The dipole is one of the simplest and most widely used types of antenna. A dipole is a very basic antenna structure consisting of two straight, symmetrical, collinear wires. The driving current from the transmitter is applied between the two halves of the antenna where each side of the feedline is connected to one of the two wires.

How can we explain the fact that you can drive current into a dipole when the ends are open circuited? The simplest way is to consider the parasitic capacitance between the two arms of the antenna as the return current path. At high frequency this capacitance will represent a low impedance. Current through this uncontrolled parasitic capacitance represents radiation.

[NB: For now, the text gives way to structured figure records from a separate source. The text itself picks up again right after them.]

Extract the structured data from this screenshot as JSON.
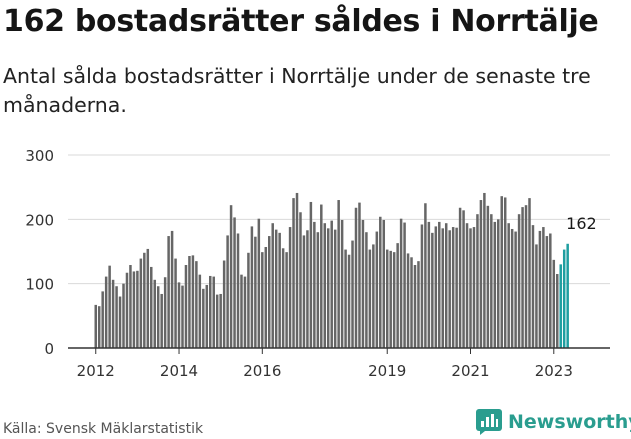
{
  "title": "162 bostadsrätter såldes i Norrtälje",
  "subtitle": "Antal sålda bostadsrätter i Norrtälje under de senaste tre månaderna.",
  "source": "Källa: Svensk Mäklarstatistik",
  "logo_text": "Newsworthy",
  "logo_icon": "newsworthy-chart-icon",
  "colors": {
    "bar": "#666666",
    "highlight": "#1f9ea0",
    "grid": "#d9d9d9",
    "axis": "#333333",
    "brand": "#2a9d8f"
  },
  "chart_data": {
    "type": "bar",
    "title": "162 bostadsrätter såldes i Norrtälje",
    "xlabel": "",
    "ylabel": "",
    "ylim": [
      0,
      300
    ],
    "yticks": [
      0,
      100,
      200,
      300
    ],
    "x_tick_labels": [
      {
        "label": "2012",
        "index": 0
      },
      {
        "label": "2014",
        "index": 24
      },
      {
        "label": "2016",
        "index": 48
      },
      {
        "label": "2019",
        "index": 84
      },
      {
        "label": "2021",
        "index": 108
      },
      {
        "label": "2023",
        "index": 132
      }
    ],
    "start": "2012-01",
    "values": [
      67,
      65,
      88,
      111,
      128,
      106,
      96,
      80,
      100,
      117,
      129,
      119,
      120,
      139,
      148,
      154,
      126,
      106,
      96,
      84,
      110,
      174,
      182,
      139,
      102,
      97,
      129,
      143,
      144,
      135,
      114,
      92,
      98,
      112,
      111,
      83,
      84,
      136,
      175,
      222,
      203,
      178,
      114,
      111,
      148,
      189,
      173,
      201,
      149,
      157,
      174,
      194,
      184,
      179,
      155,
      149,
      188,
      233,
      241,
      211,
      175,
      183,
      227,
      196,
      180,
      223,
      194,
      186,
      198,
      184,
      230,
      199,
      153,
      145,
      167,
      218,
      226,
      199,
      180,
      153,
      161,
      181,
      204,
      199,
      153,
      151,
      149,
      163,
      201,
      195,
      147,
      141,
      129,
      135,
      192,
      225,
      196,
      179,
      189,
      196,
      186,
      194,
      183,
      188,
      187,
      218,
      214,
      194,
      186,
      188,
      208,
      230,
      241,
      221,
      208,
      196,
      200,
      236,
      234,
      194,
      185,
      181,
      208,
      219,
      222,
      233,
      191,
      161,
      182,
      188,
      174,
      178,
      137,
      115,
      130,
      153,
      162
    ],
    "highlight_count": 3,
    "annotation": {
      "text": "162",
      "value": 162
    }
  }
}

Therefore, a dipole antenna requires two parts in order to radiate and the amount of radiation will be proportional to the dipole current. Note also that, a dipole does not require a “ground” to work.

Dipoles are resonant antennas, meaning that the elements serve as resonators, with standing waves of radio current flowing back and forth between their ends. The length of the dipole elements is determined by the wavelength of the radio waves used. The most common form is the half-wave dipole, in which each of the two elements is approximately λ/4 long, so the whole antenna is λ/2 long.

Without diverting into serious math, the length of a λ/2 dipole in meters = 143/f(MHz). In practice, the actual length will be somewhat shorter due to ohmic losses in the wire itself and the connection to the feedline.

A common practice is to construct the dipole using the above formula, hang it temporarily and measure the resonant frequency. Then determine the difference between the resonant frequency and the desired frequency, calculate the difference and trim half that amount off both ends. The result should be resonant at the desired frequency.

The maximum theoretical gain of a λ/2-dipole is 2.15 dBi. In practice, it's going to be somewhat less due to ohmic losses in the wire itself and the connection to the feedline.

Ideally, a λ/2 dipole should be fed with a balanced line matching the theoretical 73Ω impedance of the antenna. In practice, that's unlikely. Good results can be obtained by directly feeding the antenna using 50Ω coax. This will give a 1.5:1. It's common to place a choke or current balun at the feedpoint to transform the unbalanced coax feed into a balanced line feed suitable for feeding a dipole antenna.

This won't change the 1.5:1 impedance match, but it will be more efficient and reduce the chance that your feedline becomes part of the radiator.